FAR FROM HEAVEN (Todd Haynes, 2002)
Museum of the Moving Image
35th Ave. at 36th St., Astoria
Thursday, June 14, $20, 7:00
718-777-6800
www.movingimage.us
www.farfromheavenmovie.com
Douglas Sirk and Thomas Mann would be proud. In Todd Haynes’s wonderfully retro Far from Heaven, Oscar-nominated Julianne Moore is amazing as 1950s housewife Cathy Whitaker, who thinks she has the perfect idyllic suburban life — until she discovers that her husband (Dennis Quaid) has a secret that dare not speak its name. Mr. & Mrs. Magnatech they are not after all. When she starts getting all chummy with the black gardener (Dennis Haysbert), people start talking, of course. Part Imitation of Life, part Death in Venice, and oh-so-original, Haynes’s awesome achievement will have you believing you’re watching a film made in the 1950s, propelled by Elmer Bernstein’s excellent music, Edward Lachman’s remarkable photography, and Mark Friedberg’s terrific production design.
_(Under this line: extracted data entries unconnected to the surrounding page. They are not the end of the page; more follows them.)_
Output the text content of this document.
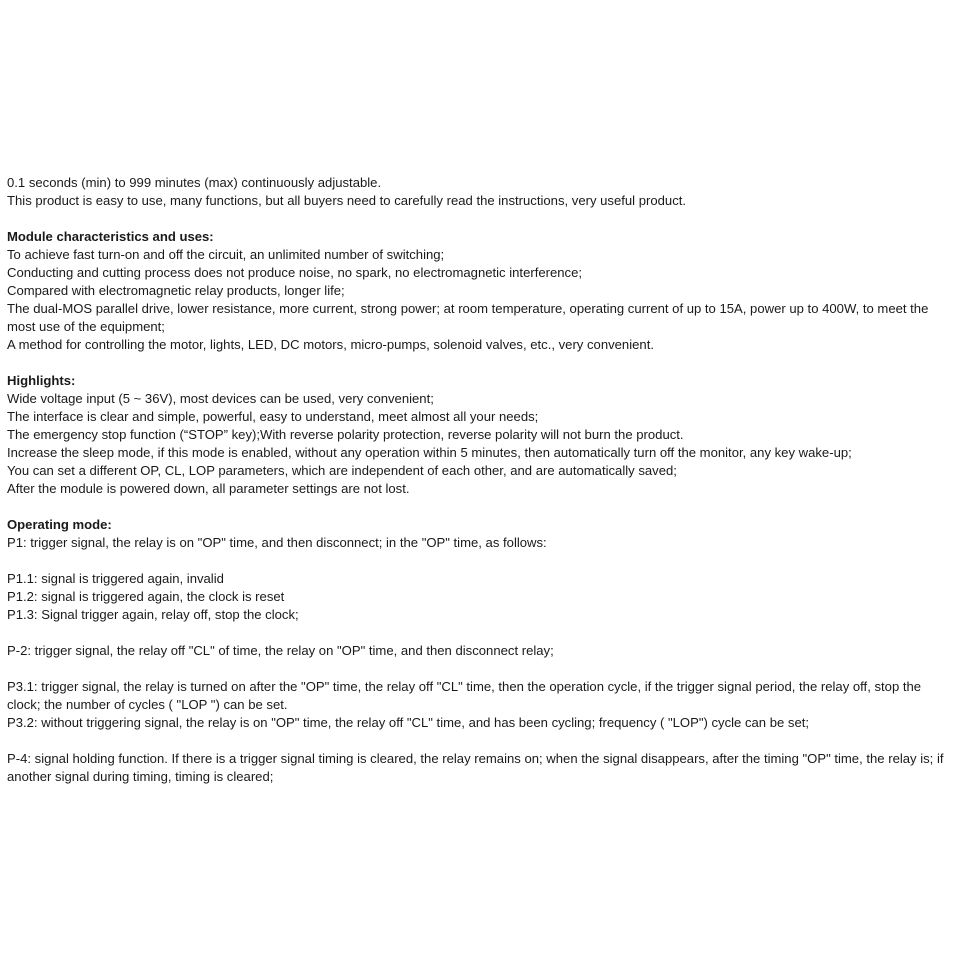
0.1 seconds (min) to 999 minutes (max) continuously adjustable.

This product is easy to use, many functions, but all buyers need to carefully read the instructions, very useful product.

Module characteristics and uses:

To achieve fast turn-on and off the circuit, an unlimited number of switching;

Conducting and cutting process does not produce noise, no spark, no electromagnetic interference;

Compared with electromagnetic relay products, longer life;

The dual-MOS parallel drive, lower resistance, more current, strong power; at room temperature, operating current of up to 15A, power up to 400W, to meet the most use of the equipment;

A method for controlling the motor, lights, LED, DC motors, micro-pumps, solenoid valves, etc., very convenient.

Highlights:

Wide voltage input (5 ~ 36V), most devices can be used, very convenient;

The interface is clear and simple, powerful, easy to understand, meet almost all your needs;

The emergency stop function (“STOP” key);With reverse polarity protection, reverse polarity will not burn the product.

Increase the sleep mode, if this mode is enabled, without any operation within 5 minutes, then automatically turn off the monitor, any key wake-up;

You can set a different OP, CL, LOP parameters, which are independent of each other, and are automatically saved;

After the module is powered down, all parameter settings are not lost.

Operating mode:

P1: trigger signal, the relay is on "OP" time, and then disconnect; in the "OP" time, as follows:

P1.1: signal is triggered again, invalid

P1.2: signal is triggered again, the clock is reset

P1.3: Signal trigger again, relay off, stop the clock;

P-2: trigger signal, the relay off "CL" of time, the relay on "OP" time, and then disconnect relay;

P3.1: trigger signal, the relay is turned on after the "OP" time, the relay off "CL" time, then the operation cycle, if the trigger signal period, the relay off, stop the clock; the number of cycles ( "LOP ") can be set.

P3.2: without triggering signal, the relay is on "OP" time, the relay off "CL" time, and has been cycling; frequency ( "LOP") cycle can be set;

P-4: signal holding function. If there is a trigger signal timing is cleared, the relay remains on; when the signal disappears, after the timing "OP" time, the relay is; if another signal during timing, timing is cleared;
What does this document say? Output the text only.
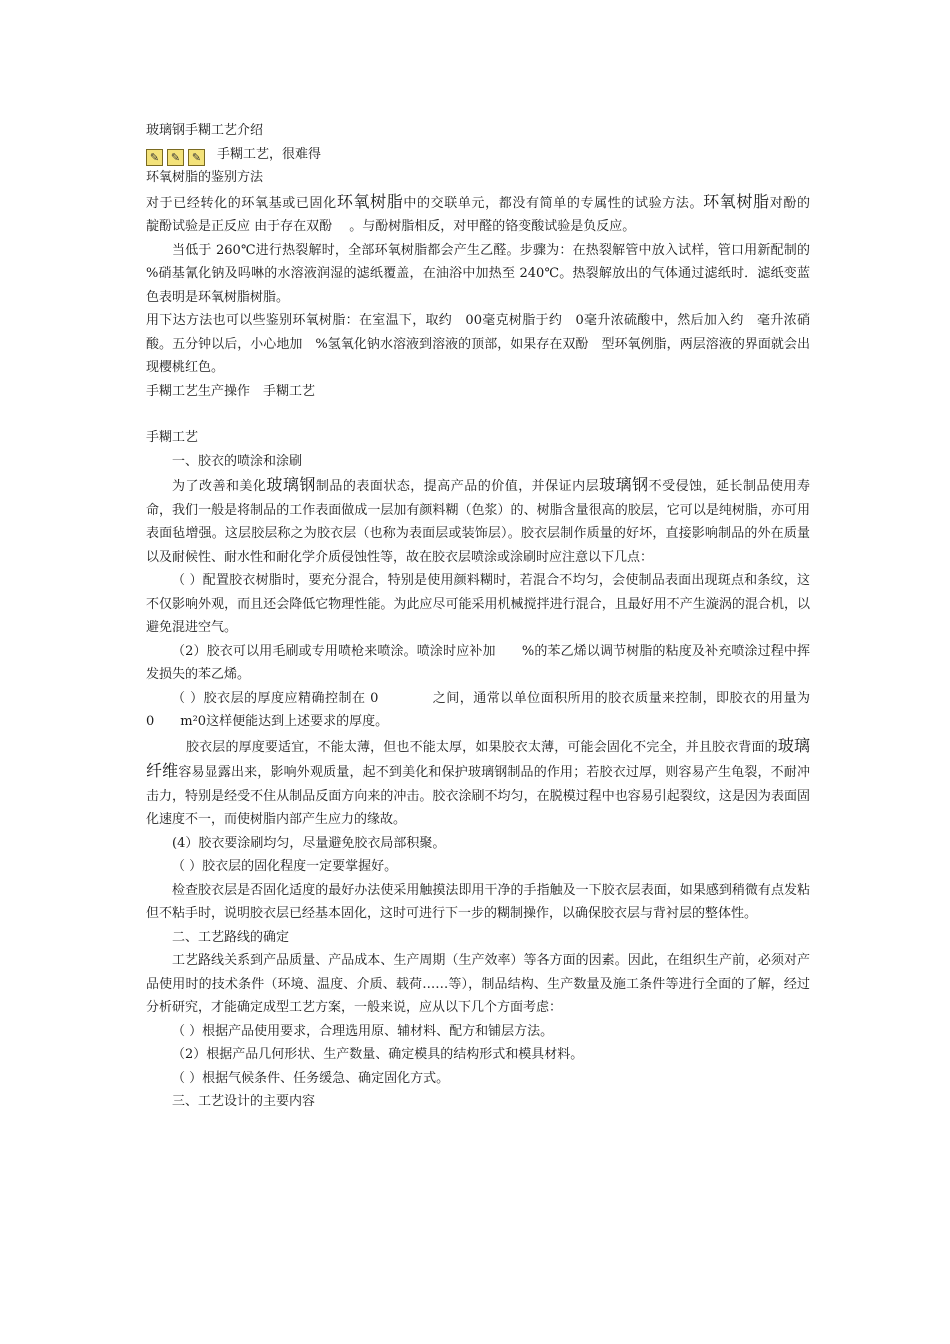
玻璃钢手糊工艺介绍

✎	✎	✎ 手糊工艺，很难得

环氧树脂的鉴别方法

对于已经转化的环氧基或已固化环氧树脂中的交联单元，都没有简单的专属性的试验方法。环氧树脂对酚的　　　靛酚试验是正反应 由于存在双酚　 。与酚树脂相反，对甲醛的铬变酸试验是负反应。

当低于 260℃进行热裂解时，全部环氧树脂都会产生乙醛。步骤为：在热裂解管中放入试样，管口用新配制的　%硝基氰化钠及吗啉的水溶液润湿的滤纸覆盖，在油浴中加热至 240℃。热裂解放出的气体通过滤纸时．滤纸变蓝色表明是环氧树脂树脂。

用下达方法也可以些鉴别环氧树脂：在室温下，取约　00毫克树脂于约　0毫升浓硫酸中，然后加入约　毫升浓硝酸。五分钟以后，小心地加　%氢氧化钠水溶液到溶液的顶部，如果存在双酚　型环氧例脂，两层溶液的界面就会出现樱桃红色。

手糊工艺生产操作　手糊工艺

手糊工艺

一、胶衣的喷涂和涂刷

为了改善和美化玻璃钢制品的表面状态，提高产品的价值，并保证内层玻璃钢不受侵蚀，延长制品使用寿命，我们一般是将制品的工作表面做成一层加有颜料糊（色浆）的、树脂含量很高的胶层，它可以是纯树脂，亦可用表面毡增强。这层胶层称之为胶衣层（也称为表面层或装饰层）。胶衣层制作质量的好坏，直接影响制品的外在质量以及耐候性、耐水性和耐化学介质侵蚀性等，故在胶衣层喷涂或涂刷时应注意以下几点：

（ ）配置胶衣树脂时，要充分混合，特别是使用颜料糊时，若混合不均匀，会使制品表面出现斑点和条纹，这不仅影响外观，而且还会降低它物理性能。为此应尽可能采用机械搅拌进行混合，且最好用不产生漩涡的混合机，以避免混进空气。

（2）胶衣可以用毛刷或专用喷枪来喷涂。喷涂时应补加　　%的苯乙烯以调节树脂的粘度及补充喷涂过程中挥发损失的苯乙烯。

（ ）胶衣层的厚度应精确控制在 0　　　　之间，通常以单位面积所用的胶衣质量来控制，即胶衣的用量为　　0　　m²0这样便能达到上述要求的厚度。

胶衣层的厚度要适宜，不能太薄，但也不能太厚，如果胶衣太薄，可能会固化不完全，并且胶衣背面的玻璃纤维容易显露出来，影响外观质量，起不到美化和保护玻璃钢制品的作用；若胶衣过厚，则容易产生龟裂，不耐冲击力，特别是经受不住从制品反面方向来的冲击。胶衣涂刷不均匀，在脱模过程中也容易引起裂纹，这是因为表面固化速度不一，而使树脂内部产生应力的缘故。

(4）胶衣要涂刷均匀，尽量避免胶衣局部积聚。

（ ）胶衣层的固化程度一定要掌握好。

检查胶衣层是否固化适度的最好办法使采用触摸法即用干净的手指触及一下胶衣层表面，如果感到稍微有点发粘但不粘手时，说明胶衣层已经基本固化，这时可进行下一步的糊制操作，以确保胶衣层与背衬层的整体性。

二、工艺路线的确定

工艺路线关系到产品质量、产品成本、生产周期（生产效率）等各方面的因素。因此，在组织生产前，必须对产品使用时的技术条件（环境、温度、介质、载荷……等），制品结构、生产数量及施工条件等进行全面的了解，经过分析研究，才能确定成型工艺方案，一般来说，应从以下几个方面考虑：

（ ）根据产品使用要求，合理选用原、辅材料、配方和铺层方法。

（2）根据产品几何形状、生产数量、确定模具的结构形式和模具材料。

（ ）根据气候条件、任务缓急、确定固化方式。

三、工艺设计的主要内容
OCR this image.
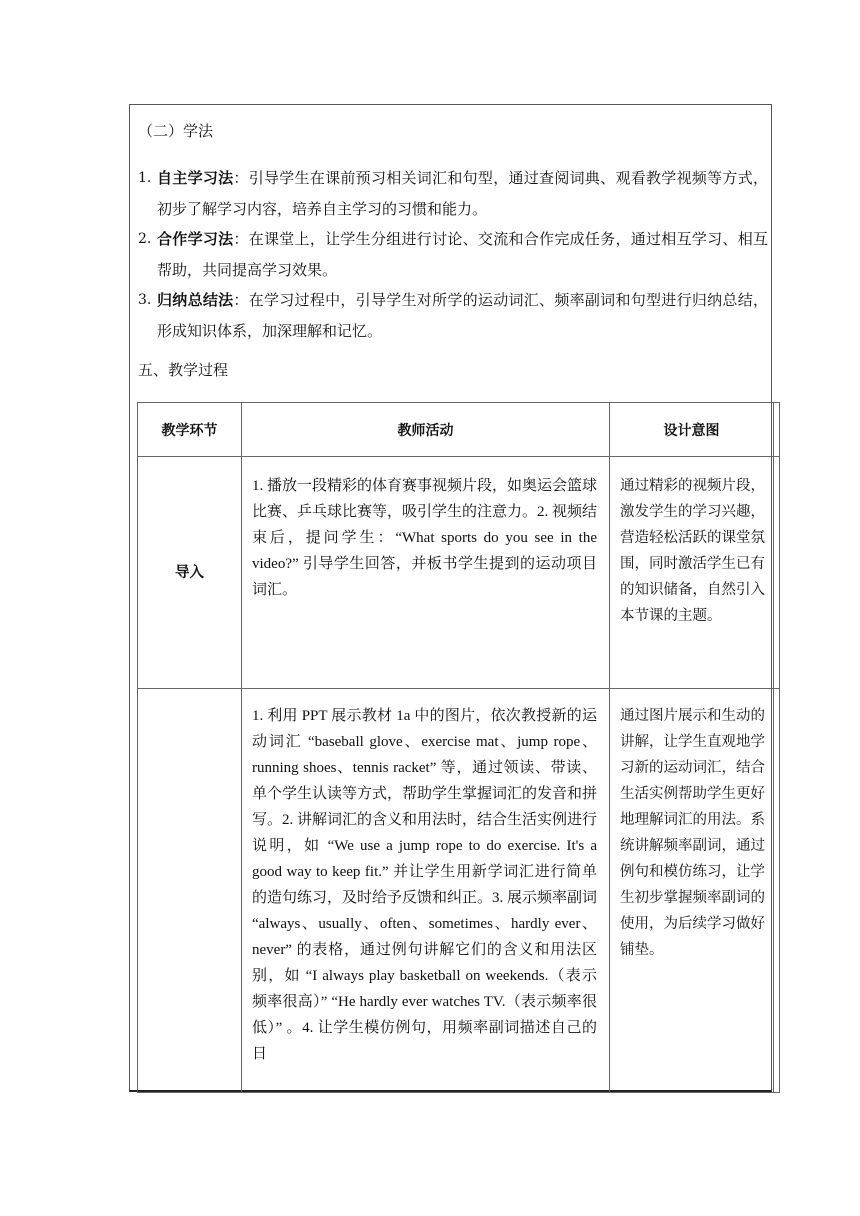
（二）学法
1. 自主学习法：引导学生在课前预习相关词汇和句型，通过查阅词典、观看教学视频等方式，初步了解学习内容，培养自主学习的习惯和能力。
2. 合作学习法：在课堂上，让学生分组进行讨论、交流和合作完成任务，通过相互学习、相互帮助，共同提高学习效果。
3. 归纳总结法：在学习过程中，引导学生对所学的运动词汇、频率副词和句型进行归纳总结，形成知识体系，加深理解和记忆。
五、教学过程
教学环节	教师活动	设计意图	
导入	1. 播放一段精彩的体育赛事视频片段，如奥运会篮球比赛、乒乓球比赛等，吸引学生的注意力。2. 视频结束后，提问学生：“What sports do you see in the video?” 引导学生回答，并板书学生提到的运动项目词汇。	通过精彩的视频片段，激发学生的学习兴趣，营造轻松活跃的课堂氛围，同时激活学生已有的知识储备，自然引入本节课的主题。	
	1. 利用 PPT 展示教材 1a 中的图片，依次教授新的运动词汇 “baseball glove、exercise mat、jump rope、running shoes、tennis racket” 等，通过领读、带读、单个学生认读等方式，帮助学生掌握词汇的发音和拼写。2. 讲解词汇的含义和用法时，结合生活实例进行说明，如 “We use a jump rope to do exercise. It's a good way to keep fit.” 并让学生用新学词汇进行简单的造句练习，及时给予反馈和纠正。3. 展示频率副词 “always、usually、often、sometimes、hardly ever、never” 的表格，通过例句讲解它们的含义和用法区别，如 “I always play basketball on weekends.（表示频率很高）” “He hardly ever watches TV.（表示频率很低）” 。4. 让学生模仿例句，用频率副词描述自己的日	通过图片展示和生动的讲解，让学生直观地学习新的运动词汇，结合生活实例帮助学生更好地理解词汇的用法。系统讲解频率副词，通过例句和模仿练习，让学生初步掌握频率副词的使用，为后续学习做好铺垫。	
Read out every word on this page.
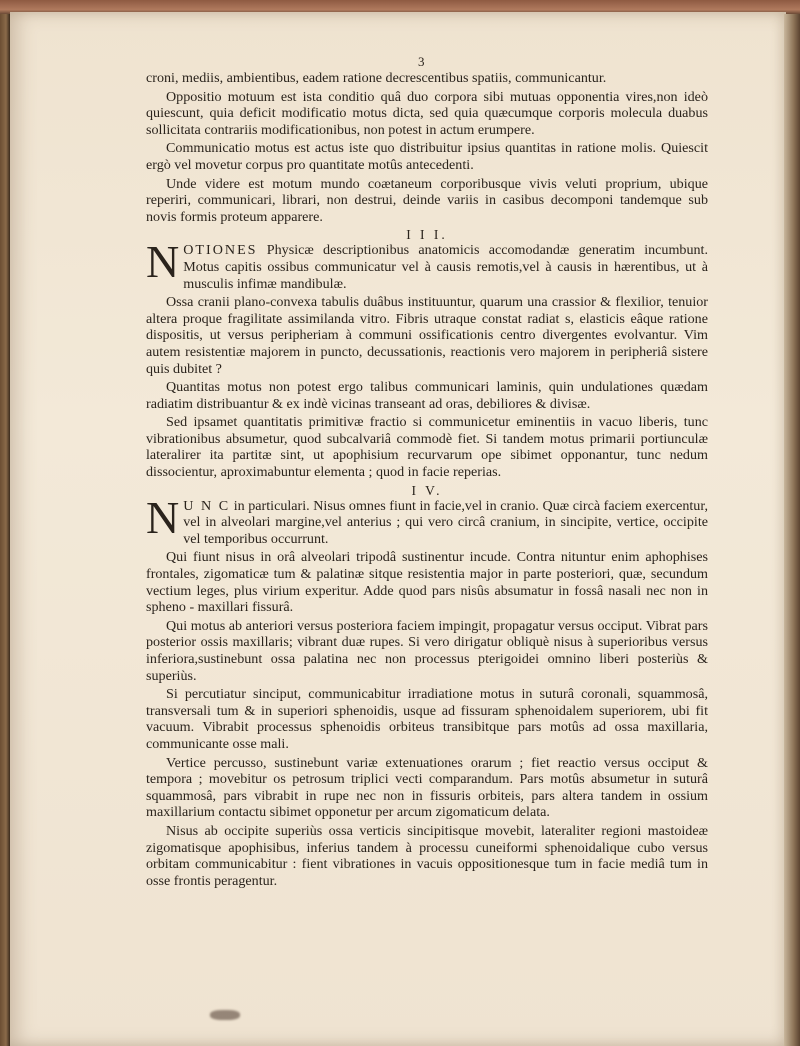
3

croni, mediis, ambientibus, eadem ratione decrescentibus spatiis, communicantur.

Oppositio motuum est ista conditio quâ duo corpora sibi mutuas opponentia vires,non ideò quiescunt, quia deficit modificatio motus dicta, sed quia quæcumque corporis molecula duabus sollicitata contrariis modificationibus, non potest in actum erumpere.

Communicatio motus est actus iste quo distribuitur ipsius quantitas in ratione molis. Quiescit ergò vel movetur corpus pro quantitate motûs antecedenti.

Unde videre est motum mundo coætaneum corporibusque vivis veluti proprium, ubique reperiri, communicari, librari, non destrui, deinde variis in casibus decomponi tandemque sub novis formis proteum apparere.

I I I.

NOTIONES Physicæ descriptionibus anatomicis accomodandæ generatim incumbunt. Motus capitis ossibus communicatur vel à causis remotis,vel à causis in hærentibus, ut à musculis infimæ mandibulæ.

Ossa cranii plano-convexa tabulis duâbus instituuntur, quarum una crassior & flexilior, tenuior altera proque fragilitate assimilanda vitro. Fibris utraque constat radiat s, elasticis eâque ratione dispositis, ut versus peripheriam à communi ossificationis centro divergentes evolvantur. Vim autem resistentiæ majorem in puncto, decussationis, reactionis vero majorem in peripheriâ sistere quis dubitet ?

Quantitas motus non potest ergo talibus communicari laminis, quin undulationes quædam radiatim distribuantur & ex indè vicinas transeant ad oras, debiliores & divisæ.

Sed ipsamet quantitatis primitivæ fractio si communicetur eminentiis in vacuo liberis, tunc vibrationibus absumetur, quod subcalvariâ commodè fiet. Si tandem motus primarii portiunculæ lateralirer ita partitæ sint, ut apophisium recurvarum ope sibimet opponantur, tunc nedum dissocientur, aproximabuntur elementa ; quod in facie reperias.

I V.

N U N C in particulari. Nisus omnes fiunt in facie,vel in cranio. Quæ circà faciem exercentur, vel in alveolari margine,vel anterius ; qui vero circâ cranium, in sincipite, vertice, occipite vel temporibus occurrunt.

Qui fiunt nisus in orâ alveolari tripodâ sustinentur incude. Contra nituntur enim aphophises frontales, zigomaticæ tum & palatinæ sitque resistentia major in parte posteriori, quæ, secundum vectium leges, plus virium experitur. Adde quod pars nisûs absumatur in fossâ nasali nec non in spheno - maxillari fissurâ.

Qui motus ab anteriori versus posteriora faciem impingit, propagatur versus occiput. Vibrat pars posterior ossis maxillaris; vibrant duæ rupes. Si vero dirigatur obliquè nisus à superioribus versus inferiora,sustinebunt ossa palatina nec non processus pterigoidei omnino liberi posteriùs & superiùs.

Si percutiatur sinciput, communicabitur irradiatione motus in suturâ coronali, squammosâ, transversali tum & in superiori sphenoidis, usque ad fissuram sphenoidalem superiorem, ubi fit vacuum. Vibrabit processus sphenoidis orbiteus transibitque pars motûs ad ossa maxillaria, communicante osse mali.

Vertice percusso, sustinebunt variæ extenuationes orarum ; fiet reactio versus occiput & tempora ; movebitur os petrosum triplici vecti comparandum. Pars motûs absumetur in suturâ squammosâ, pars vibrabit in rupe nec non in fissuris orbiteis, pars altera tandem in ossium maxillarium contactu sibimet opponetur per arcum zigomaticum delata.

Nisus ab occipite superiùs ossa verticis sincipitisque movebit, lateraliter regioni mastoideæ zigomatisque apophisibus, inferius tandem à processu cuneiformi sphenoidalique cubo versus orbitam communicabitur : fient vibrationes in vacuis oppositionesque tum in facie mediâ tum in osse frontis peragentur.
Far from Heaven is screening at the Museum of the Moving Image on June 14 at 7:00, with Haynes in person to talk about the film in conjunction with the opening of the exhibition “Persol Magnificent Obsessions: 30 stories of craftsmanship in film,” which focuses on artifacts from works by Ed Harris, Jean-Pierre Jeunet, Alfred Hitchcock, Douglas Trumbull, Ennio Morricone, Dean Tavoularis, Clint Eastwood, Haynes, and others.